Inevitably that will take you, your team, your business/organization and the people whom you serve through the phases of growth, levelling out, release/collapse and into reorganization and innovation
Having the courage to keep a “beginners attitude” and empowering those around you to do the same, is the starting point for creating ripples of incredible change.
The simplicity of it all is incredible.
Living in the Margins or the Space Between?
I am a consultant to non-profits as well as for-profits in strategic planning, leadership development, and revenue development. I recently met a gentleman; Bill Fulton, at a seminar where I was presenting the topic of “Fundraising for People Who Hate to Fundraise.” Bill, as one of the Co-Directors of his organization, was very engaged and attentive during the presentation and after the session, we made plans to meet to discuss his needs in raising funds for his organization.
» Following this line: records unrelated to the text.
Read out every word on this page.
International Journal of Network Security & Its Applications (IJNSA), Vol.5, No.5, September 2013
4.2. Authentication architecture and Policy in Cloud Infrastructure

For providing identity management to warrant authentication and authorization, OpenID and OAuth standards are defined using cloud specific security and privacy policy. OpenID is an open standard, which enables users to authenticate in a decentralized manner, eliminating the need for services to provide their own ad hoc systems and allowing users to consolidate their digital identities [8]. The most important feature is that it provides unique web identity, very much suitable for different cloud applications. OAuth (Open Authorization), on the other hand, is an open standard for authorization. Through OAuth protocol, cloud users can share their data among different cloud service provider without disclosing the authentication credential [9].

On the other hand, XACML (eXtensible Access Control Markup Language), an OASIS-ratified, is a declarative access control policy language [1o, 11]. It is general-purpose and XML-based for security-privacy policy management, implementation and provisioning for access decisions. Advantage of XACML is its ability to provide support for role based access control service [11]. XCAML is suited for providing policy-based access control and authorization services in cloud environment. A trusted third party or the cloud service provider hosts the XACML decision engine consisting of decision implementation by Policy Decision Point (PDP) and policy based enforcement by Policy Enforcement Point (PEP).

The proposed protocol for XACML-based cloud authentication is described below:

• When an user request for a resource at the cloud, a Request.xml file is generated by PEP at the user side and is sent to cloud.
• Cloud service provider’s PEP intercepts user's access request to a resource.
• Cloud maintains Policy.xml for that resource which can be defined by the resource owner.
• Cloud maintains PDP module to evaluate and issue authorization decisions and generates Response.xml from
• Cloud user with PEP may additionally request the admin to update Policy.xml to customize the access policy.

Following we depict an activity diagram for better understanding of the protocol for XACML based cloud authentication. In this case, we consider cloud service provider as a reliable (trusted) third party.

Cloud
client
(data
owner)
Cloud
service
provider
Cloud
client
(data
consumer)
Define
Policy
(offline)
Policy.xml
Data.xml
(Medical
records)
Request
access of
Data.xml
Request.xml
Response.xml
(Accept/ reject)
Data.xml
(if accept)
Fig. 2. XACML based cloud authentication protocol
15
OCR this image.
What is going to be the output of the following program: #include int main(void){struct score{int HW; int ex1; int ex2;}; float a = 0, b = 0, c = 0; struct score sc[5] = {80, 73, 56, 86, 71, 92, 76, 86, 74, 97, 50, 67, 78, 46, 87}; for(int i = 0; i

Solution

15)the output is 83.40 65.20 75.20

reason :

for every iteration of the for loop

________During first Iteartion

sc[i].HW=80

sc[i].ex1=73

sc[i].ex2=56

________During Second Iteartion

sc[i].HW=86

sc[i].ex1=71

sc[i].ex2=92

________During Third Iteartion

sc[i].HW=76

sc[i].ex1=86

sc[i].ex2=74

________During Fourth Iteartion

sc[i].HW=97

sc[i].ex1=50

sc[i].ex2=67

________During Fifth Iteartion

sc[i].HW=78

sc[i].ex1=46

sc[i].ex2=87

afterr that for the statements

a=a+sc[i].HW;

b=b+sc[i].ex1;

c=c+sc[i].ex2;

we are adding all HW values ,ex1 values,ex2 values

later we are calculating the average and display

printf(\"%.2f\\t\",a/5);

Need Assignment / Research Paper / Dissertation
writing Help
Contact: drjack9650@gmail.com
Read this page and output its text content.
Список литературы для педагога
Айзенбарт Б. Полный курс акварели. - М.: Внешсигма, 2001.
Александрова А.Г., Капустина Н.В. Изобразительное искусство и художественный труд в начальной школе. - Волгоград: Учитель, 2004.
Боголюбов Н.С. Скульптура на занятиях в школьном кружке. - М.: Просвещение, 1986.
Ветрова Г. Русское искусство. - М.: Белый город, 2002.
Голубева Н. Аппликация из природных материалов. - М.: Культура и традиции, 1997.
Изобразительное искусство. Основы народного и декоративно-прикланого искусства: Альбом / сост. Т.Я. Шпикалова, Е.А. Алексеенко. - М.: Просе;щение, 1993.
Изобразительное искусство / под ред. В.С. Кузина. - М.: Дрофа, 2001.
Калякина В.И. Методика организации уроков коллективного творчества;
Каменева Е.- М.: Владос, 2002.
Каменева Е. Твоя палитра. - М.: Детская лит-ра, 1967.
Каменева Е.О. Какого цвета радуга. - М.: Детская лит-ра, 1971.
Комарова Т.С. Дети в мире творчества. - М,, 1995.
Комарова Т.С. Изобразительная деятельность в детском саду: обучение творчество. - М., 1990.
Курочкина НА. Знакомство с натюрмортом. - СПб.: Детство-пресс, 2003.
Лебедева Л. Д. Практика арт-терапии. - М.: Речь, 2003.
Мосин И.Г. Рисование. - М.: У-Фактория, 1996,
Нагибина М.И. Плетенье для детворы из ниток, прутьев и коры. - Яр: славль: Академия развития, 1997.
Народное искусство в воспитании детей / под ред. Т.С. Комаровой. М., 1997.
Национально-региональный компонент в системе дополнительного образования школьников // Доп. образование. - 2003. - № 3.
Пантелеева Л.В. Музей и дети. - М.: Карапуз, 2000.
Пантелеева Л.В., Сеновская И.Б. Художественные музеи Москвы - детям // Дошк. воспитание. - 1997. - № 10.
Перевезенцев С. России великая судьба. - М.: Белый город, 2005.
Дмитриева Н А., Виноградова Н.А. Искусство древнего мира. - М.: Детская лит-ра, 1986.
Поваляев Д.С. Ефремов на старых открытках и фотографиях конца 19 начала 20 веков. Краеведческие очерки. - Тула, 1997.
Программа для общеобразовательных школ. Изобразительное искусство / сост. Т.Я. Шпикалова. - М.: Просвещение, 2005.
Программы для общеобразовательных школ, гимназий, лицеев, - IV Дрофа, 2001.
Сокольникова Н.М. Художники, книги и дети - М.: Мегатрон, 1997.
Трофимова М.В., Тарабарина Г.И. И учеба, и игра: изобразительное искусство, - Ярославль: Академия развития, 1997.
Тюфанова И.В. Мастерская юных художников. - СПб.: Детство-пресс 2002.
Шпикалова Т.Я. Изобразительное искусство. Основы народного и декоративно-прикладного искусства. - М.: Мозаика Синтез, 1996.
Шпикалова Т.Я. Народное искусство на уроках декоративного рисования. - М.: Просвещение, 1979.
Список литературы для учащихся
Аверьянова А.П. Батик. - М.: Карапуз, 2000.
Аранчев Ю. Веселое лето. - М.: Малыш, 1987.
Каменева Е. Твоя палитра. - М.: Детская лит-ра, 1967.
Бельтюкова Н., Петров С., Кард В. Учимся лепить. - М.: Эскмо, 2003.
Within a few weeks we met in Denver and as Bill told me about his organization; The Civic Canopy; he described it as an organization that lives “in the margins off the main page.” I will let you go to their web page, http://civiccanopy.org to learn more about them, but to sum up what they do, let me paraphrase their purpose; “The Civic Canopy provides a way for citizens and civic-minded organizations to apply common sense tools to building stronger neighborhoods, healthier communities, and a more civil society.” It is no small wonder that much of their work ends up focusing on education at an early age as a way of bringing about social change.
Here is where we get back to the subject of this blog; I disagreed with Bill in how he described the niche for The Civic Canopy as “living in the margins.” Rather, I think his organization is really at the forefront of organizations that are leading the charge to create and inhabit the “space between.”
For me, as well as Bill and the Civic Canopy, the space between is all about being comfortable with the fact that, while we won’t always know the answers to the problems we are attempting to solve, that we do have the skills and the drive to know how to find the answer.
Our conversation then became more animated and excited about the possibilities of the space between in his situation, especially since we realized that there is more than one person out there thinking these things. What I loved about this conversation was that we didn’t think for one second that a good solution to his challenge wasn’t a possibility.
The real magic came for me after we parted, when I realized that we had experienced an almost ethereal glimpse of the space between, where sharing an idea started the process of creating those ripples of change.